4 of 637 comments (clear)

  1. how did this get modded up? by sum.zero · · Score: 1, Offtopic

    i was clearly joking...

    sum.zero

  2. Re:Don't tell anybody by FatAlb3rt · · Score: 0, Offtopic

    Hitchhiker: You heard of this thing, the 8-Minute Abs?
    Ted: Yeah, sure, 8-Minute Abs. Yeah, the excercise video.
    Hitchhiker: Yeah, this is going to blow that right out of the water. Listen to this: 7... Minute... Abs.
    Ted: Right. Yes. OK, alright. I see where you're going.
    Hitchhiker: Think about it. You walk into a video store, you see 8-Minute Abs sittin' there, there's 7-Minute Abs right beside it. Which one are you gonna pick, man?
    Ted: I would go for the 7.
    Hitchhiker: Bingo, man, bingo. 7-Minute Abs. And we guarantee just as good a workout as the 8-minute folk.
    Ted: You guarantee it? That's - how do you do that?
    Hitchhiker: If you're not happy with the first 7 minutes, we're gonna send you the extra minute free. You see? That's it. That's our motto. That's where we're comin' from. That's from "A" to "B".
    Ted: That's right. That's - that's good. That's good. Unless, of course, somebody comes up with 6-Minute Abs.
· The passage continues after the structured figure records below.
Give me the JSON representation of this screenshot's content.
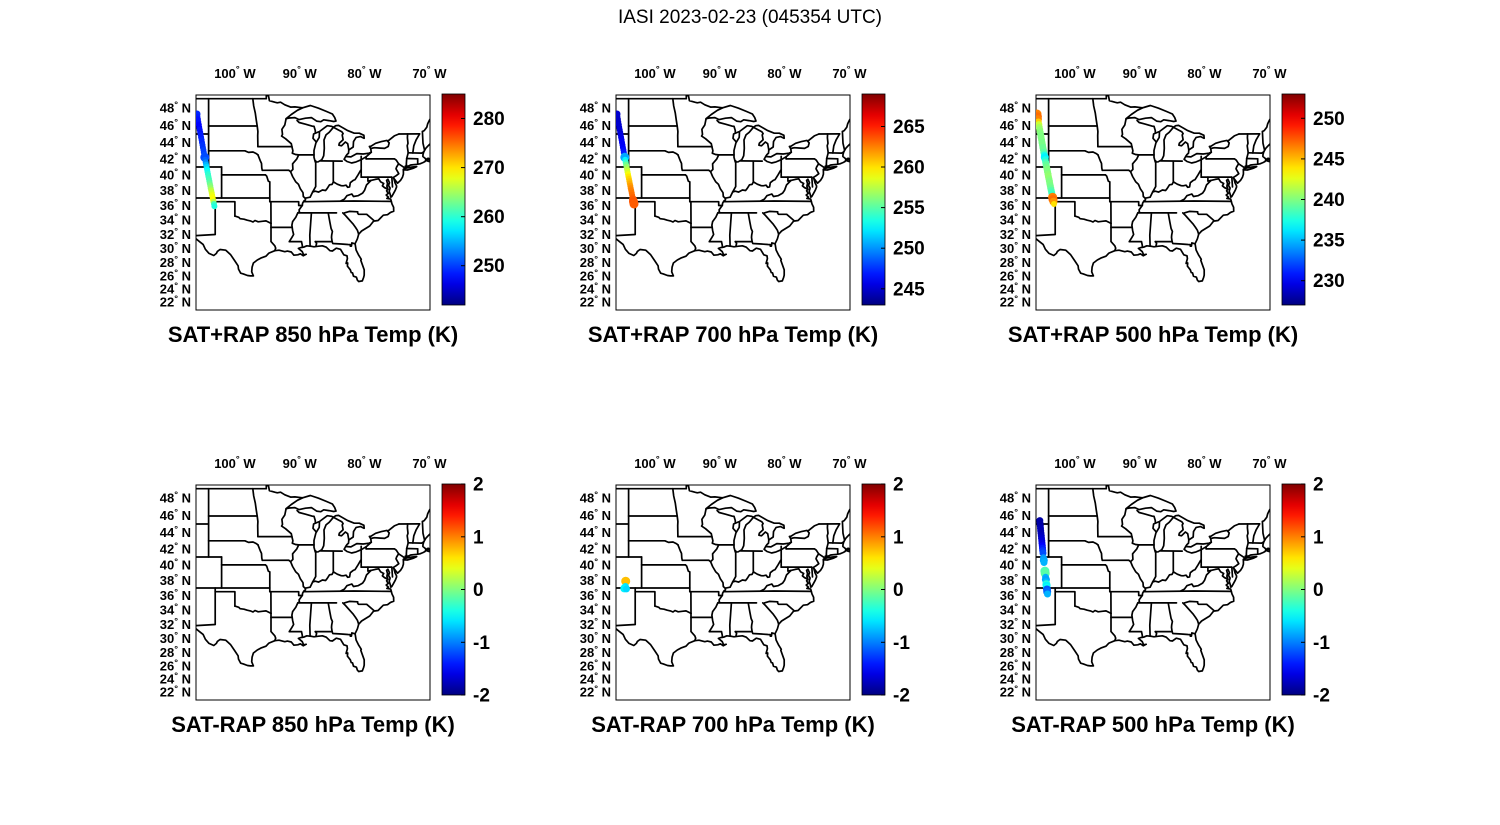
{
  "figure": {
    "title": "IASI 2023-02-23 (045354 UTC)",
    "background_color": "#ffffff",
    "text_color": "#000000",
    "map_line_color": "#000000"
  },
  "axes": {
    "lon_ticks": [
      100,
      90,
      80,
      70
    ],
    "lon_direction": "W",
    "lat_ticks": [
      48,
      46,
      44,
      42,
      40,
      38,
      36,
      34,
      32,
      30,
      28,
      26,
      24,
      22
    ],
    "lat_direction": "N"
  },
  "chart_data": [
    {
      "id": "sat-plus-rap-850",
      "type": "scatter",
      "projection": "mercator",
      "title": "SAT+RAP 850 hPa Temp (K)",
      "extent": {
        "lon_min": -106.0,
        "lon_max": -69.9,
        "lat_min": 20.8,
        "lat_max": 49.4
      },
      "colorbar": {
        "colormap": "jet",
        "min": 242,
        "max": 285,
        "ticks": [
          280,
          270,
          260,
          250
        ]
      },
      "points_format": [
        "lat",
        "lon",
        "value_K",
        "radius_px"
      ],
      "points": [
        [
          47.3,
          -105.85,
          249,
          3.5
        ],
        [
          47.0,
          -105.78,
          248.5,
          3
        ],
        [
          46.7,
          -105.71,
          248,
          3
        ],
        [
          46.4,
          -105.64,
          248,
          3
        ],
        [
          46.1,
          -105.57,
          247.5,
          3
        ],
        [
          45.8,
          -105.5,
          247.5,
          3
        ],
        [
          45.5,
          -105.43,
          248,
          3
        ],
        [
          45.2,
          -105.35,
          248,
          3
        ],
        [
          44.9,
          -105.28,
          248.5,
          3
        ],
        [
          44.6,
          -105.21,
          248.5,
          3
        ],
        [
          44.3,
          -105.14,
          249,
          3
        ],
        [
          44.0,
          -105.07,
          249,
          3
        ],
        [
          43.7,
          -105.0,
          249.5,
          3
        ],
        [
          43.4,
          -104.93,
          249.5,
          3
        ],
        [
          43.1,
          -104.86,
          250,
          3
        ],
        [
          42.8,
          -104.79,
          250,
          3
        ],
        [
          42.5,
          -104.72,
          250.5,
          3
        ],
        [
          42.2,
          -104.65,
          250.5,
          4.5
        ],
        [
          41.9,
          -104.58,
          251.5,
          3
        ],
        [
          41.6,
          -104.51,
          253,
          3
        ],
        [
          41.3,
          -104.44,
          255,
          3
        ],
        [
          41.0,
          -104.37,
          256.5,
          3
        ],
        [
          40.7,
          -104.29,
          258,
          3
        ],
        [
          40.4,
          -104.22,
          259,
          3
        ],
        [
          40.1,
          -104.15,
          260,
          3
        ],
        [
          39.8,
          -104.08,
          260.5,
          3
        ],
        [
          39.5,
          -104.01,
          261,
          3
        ],
        [
          39.2,
          -103.94,
          261.5,
          3
        ],
        [
          38.9,
          -103.87,
          262.5,
          3
        ],
        [
          38.6,
          -103.8,
          263.5,
          3
        ],
        [
          38.3,
          -103.73,
          264.5,
          3
        ],
        [
          38.0,
          -103.66,
          266,
          3
        ],
        [
          37.7,
          -103.58,
          267,
          3
        ],
        [
          37.4,
          -103.51,
          268,
          3
        ],
        [
          37.1,
          -103.44,
          268.5,
          3
        ],
        [
          36.8,
          -103.37,
          269,
          3
        ],
        [
          36.5,
          -103.3,
          266,
          3
        ],
        [
          36.2,
          -103.23,
          261,
          3
        ],
        [
          35.9,
          -103.16,
          259.5,
          3
        ]
      ]
    },
    {
      "id": "sat-plus-rap-700",
      "type": "scatter",
      "projection": "mercator",
      "title": "SAT+RAP 700 hPa Temp (K)",
      "extent": {
        "lon_min": -106.0,
        "lon_max": -69.9,
        "lat_min": 20.8,
        "lat_max": 49.4
      },
      "colorbar": {
        "colormap": "jet",
        "min": 243,
        "max": 269,
        "ticks": [
          265,
          260,
          255,
          250,
          245
        ]
      },
      "points_format": [
        "lat",
        "lon",
        "value_K",
        "radius_px"
      ],
      "points": [
        [
          47.3,
          -105.85,
          245,
          3.5
        ],
        [
          47.0,
          -105.78,
          245,
          3
        ],
        [
          46.7,
          -105.71,
          244.8,
          3
        ],
        [
          46.4,
          -105.64,
          244.8,
          3
        ],
        [
          46.1,
          -105.57,
          245,
          3
        ],
        [
          45.8,
          -105.5,
          245,
          3
        ],
        [
          45.5,
          -105.43,
          245.2,
          3
        ],
        [
          45.2,
          -105.35,
          245.2,
          3
        ],
        [
          44.9,
          -105.28,
          245.5,
          3
        ],
        [
          44.6,
          -105.21,
          245.5,
          3
        ],
        [
          44.3,
          -105.14,
          245.8,
          3
        ],
        [
          44.0,
          -105.07,
          246,
          3
        ],
        [
          43.7,
          -105.0,
          246,
          3
        ],
        [
          43.4,
          -104.93,
          246.2,
          3
        ],
        [
          43.1,
          -104.86,
          246.5,
          3
        ],
        [
          42.8,
          -104.79,
          246.8,
          3
        ],
        [
          42.5,
          -104.72,
          247.2,
          3
        ],
        [
          42.2,
          -104.65,
          250.5,
          4.5
        ],
        [
          41.9,
          -104.58,
          252.5,
          3
        ],
        [
          41.6,
          -104.51,
          254,
          3
        ],
        [
          41.3,
          -104.44,
          255.5,
          3
        ],
        [
          41.0,
          -104.37,
          256.5,
          3
        ],
        [
          40.7,
          -104.29,
          257.5,
          3
        ],
        [
          40.4,
          -104.22,
          258.2,
          3
        ],
        [
          40.1,
          -104.15,
          259,
          3
        ],
        [
          39.8,
          -104.08,
          259.8,
          3
        ],
        [
          39.5,
          -104.01,
          260.3,
          3
        ],
        [
          39.2,
          -103.94,
          260.8,
          3
        ],
        [
          38.9,
          -103.87,
          261.3,
          3
        ],
        [
          38.6,
          -103.8,
          261.8,
          3
        ],
        [
          38.3,
          -103.73,
          262.2,
          3
        ],
        [
          38.0,
          -103.66,
          262.5,
          3
        ],
        [
          37.7,
          -103.58,
          262.8,
          3
        ],
        [
          37.4,
          -103.51,
          263,
          3
        ],
        [
          37.1,
          -103.44,
          263.2,
          3
        ],
        [
          36.8,
          -103.37,
          263.4,
          4
        ],
        [
          36.5,
          -103.3,
          263.6,
          4.5
        ],
        [
          36.2,
          -103.23,
          263.4,
          4.5
        ]
      ]
    },
    {
      "id": "sat-plus-rap-500",
      "type": "scatter",
      "projection": "mercator",
      "title": "SAT+RAP 500 hPa Temp (K)",
      "extent": {
        "lon_min": -106.0,
        "lon_max": -69.9,
        "lat_min": 20.8,
        "lat_max": 49.4
      },
      "colorbar": {
        "colormap": "jet",
        "min": 227,
        "max": 253,
        "ticks": [
          250,
          245,
          240,
          235,
          230
        ]
      },
      "points_format": [
        "lat",
        "lon",
        "value_K",
        "radius_px"
      ],
      "points": [
        [
          47.3,
          -105.85,
          246.5,
          4.5
        ],
        [
          47.0,
          -105.78,
          247,
          4.5
        ],
        [
          46.7,
          -105.71,
          246.5,
          4
        ],
        [
          46.4,
          -105.64,
          244.5,
          3.5
        ],
        [
          46.1,
          -105.57,
          242,
          3.5
        ],
        [
          45.8,
          -105.5,
          241,
          3.5
        ],
        [
          45.5,
          -105.43,
          240.5,
          3.5
        ],
        [
          45.2,
          -105.35,
          240.2,
          3.5
        ],
        [
          44.9,
          -105.28,
          240,
          3.5
        ],
        [
          44.6,
          -105.21,
          240,
          3.5
        ],
        [
          44.3,
          -105.14,
          240,
          3.5
        ],
        [
          44.0,
          -105.07,
          239.8,
          3.5
        ],
        [
          43.7,
          -105.0,
          239.8,
          3.5
        ],
        [
          43.4,
          -104.93,
          239.5,
          3.5
        ],
        [
          43.1,
          -104.86,
          239.5,
          3.5
        ],
        [
          42.8,
          -104.79,
          239,
          3.5
        ],
        [
          42.5,
          -104.72,
          237.5,
          3.5
        ],
        [
          42.2,
          -104.65,
          236.5,
          4
        ],
        [
          41.9,
          -104.58,
          237.5,
          3.5
        ],
        [
          41.6,
          -104.51,
          238.5,
          3.5
        ],
        [
          41.3,
          -104.44,
          239.2,
          3.5
        ],
        [
          41.0,
          -104.37,
          239.6,
          3.5
        ],
        [
          40.7,
          -104.29,
          240,
          3.5
        ],
        [
          40.4,
          -104.22,
          240,
          3.5
        ],
        [
          40.1,
          -104.15,
          240.3,
          3.5
        ],
        [
          39.8,
          -104.08,
          240.5,
          3.5
        ],
        [
          39.5,
          -104.01,
          240.3,
          3.5
        ],
        [
          39.2,
          -103.94,
          240,
          3.5
        ],
        [
          38.9,
          -103.87,
          240,
          3.5
        ],
        [
          38.6,
          -103.8,
          239.8,
          3.5
        ],
        [
          38.3,
          -103.73,
          239.5,
          3.5
        ],
        [
          38.0,
          -103.66,
          239,
          3.5
        ],
        [
          37.7,
          -103.58,
          238.5,
          3.5
        ],
        [
          37.4,
          -103.51,
          238,
          3.5
        ],
        [
          37.1,
          -103.44,
          246.5,
          4.5
        ],
        [
          36.8,
          -103.37,
          247,
          4.5
        ],
        [
          36.5,
          -103.3,
          246,
          4
        ],
        [
          36.2,
          -103.23,
          244,
          3
        ]
      ]
    },
    {
      "id": "sat-minus-rap-850",
      "type": "scatter",
      "projection": "mercator",
      "title": "SAT-RAP 850 hPa Temp (K)",
      "extent": {
        "lon_min": -106.0,
        "lon_max": -69.9,
        "lat_min": 20.8,
        "lat_max": 49.4
      },
      "colorbar": {
        "colormap": "jet",
        "min": -2,
        "max": 2,
        "ticks": [
          2,
          1,
          0,
          -1,
          -2
        ]
      },
      "points_format": [
        "lat",
        "lon",
        "value_K",
        "radius_px"
      ],
      "points": []
    },
    {
      "id": "sat-minus-rap-700",
      "type": "scatter",
      "projection": "mercator",
      "title": "SAT-RAP 700 hPa Temp (K)",
      "extent": {
        "lon_min": -106.0,
        "lon_max": -69.9,
        "lat_min": 20.8,
        "lat_max": 49.4
      },
      "colorbar": {
        "colormap": "jet",
        "min": -2,
        "max": 2,
        "ticks": [
          2,
          1,
          0,
          -1,
          -2
        ]
      },
      "points_format": [
        "lat",
        "lon",
        "value_K",
        "radius_px"
      ],
      "points": [
        [
          37.9,
          -104.5,
          0.75,
          4.5
        ],
        [
          37.2,
          -104.55,
          -0.6,
          3.5
        ],
        [
          36.95,
          -104.72,
          -0.55,
          4
        ],
        [
          36.88,
          -104.38,
          -0.65,
          3.5
        ]
      ]
    },
    {
      "id": "sat-minus-rap-500",
      "type": "scatter",
      "projection": "mercator",
      "title": "SAT-RAP 500 hPa Temp (K)",
      "extent": {
        "lon_min": -106.0,
        "lon_max": -69.9,
        "lat_min": 20.8,
        "lat_max": 49.4
      },
      "colorbar": {
        "colormap": "jet",
        "min": -2,
        "max": 2,
        "ticks": [
          2,
          1,
          0,
          -1,
          -2
        ]
      },
      "points_format": [
        "lat",
        "lon",
        "value_K",
        "radius_px"
      ],
      "points": [
        [
          45.4,
          -105.42,
          -1.85,
          3.5
        ],
        [
          45.1,
          -105.38,
          -1.85,
          3.5
        ],
        [
          44.8,
          -105.34,
          -1.85,
          3.5
        ],
        [
          44.5,
          -105.3,
          -1.8,
          3.5
        ],
        [
          44.2,
          -105.27,
          -1.8,
          3.5
        ],
        [
          43.9,
          -105.23,
          -1.8,
          3.5
        ],
        [
          43.6,
          -105.19,
          -1.75,
          3.5
        ],
        [
          43.3,
          -105.15,
          -1.7,
          3.5
        ],
        [
          43.0,
          -105.11,
          -1.65,
          3.5
        ],
        [
          42.7,
          -105.07,
          -1.6,
          3.5
        ],
        [
          42.4,
          -105.03,
          -1.5,
          3.5
        ],
        [
          42.1,
          -105.0,
          -1.4,
          3.5
        ],
        [
          41.8,
          -104.96,
          -1.3,
          3.5
        ],
        [
          41.5,
          -104.92,
          -1.2,
          3.5
        ],
        [
          40.9,
          -104.84,
          -0.9,
          3.5
        ],
        [
          40.6,
          -104.8,
          -0.85,
          4
        ],
        [
          40.3,
          -104.76,
          -0.8,
          3.5
        ],
        [
          39.2,
          -104.62,
          -0.2,
          4.5
        ],
        [
          38.9,
          -104.58,
          -0.15,
          4.5
        ],
        [
          38.4,
          -104.52,
          -0.8,
          3.5
        ],
        [
          38.1,
          -104.48,
          -0.85,
          4
        ],
        [
          37.8,
          -104.44,
          -0.75,
          3.5
        ],
        [
          37.5,
          -104.4,
          -0.35,
          4
        ],
        [
          37.3,
          -104.37,
          -0.55,
          4
        ],
        [
          37.1,
          -104.35,
          -0.45,
          3.5
        ],
        [
          36.8,
          -104.31,
          -1.15,
          4
        ],
        [
          36.5,
          -104.27,
          -1.1,
          4
        ],
        [
          36.2,
          -104.23,
          -0.8,
          3.5
        ]
      ]
    }
  ]
}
Then you're in trouble, huh?
    [Hitchhiker convulses]
    Hitchhiker: No! No, no, not 6! I said 7. Nobody's comin' up with 6. Who works out in 6 minutes? You won't even get your heart goin, not even a mouse on a wheel.
    Ted: That - good point.
    Hitchhiker: 7's the key number here. Think about it. 7-Elevens. 7 doors. 7, man, that's the number. 7 chipmunks twirlin' on a branch, eatin' lots of sunflowers on my uncle's ranch. You know that old children's tale from the sea. It's like you're dreamin' about Gorgonzola cheese when it's clearly Brie time, baby. Step into my office.
    Ted: Why?
    Hitchhiker: 'Cause you're fuckin' fired!

  3. Re:thoughtcrime by Wandering+Wombat · · Score: 0, Offtopic

    No, she doesn't need to eat. In fact, she has to stop eating completely, for the good of humanity.

    --
    I like to place meaningful quotes in my sig, so people will know that I know what meaningful quotes are.
  4. Re:wow by Wandering+Wombat · · Score: 0, Offtopic

    Mod these guys up. Better than Stattler and Waldorf, I tell ya. All it needs is a "yo mamma" to be true haute couture.

    --
    I like to place meaningful quotes in my sig, so people will know that I know what meaningful quotes are.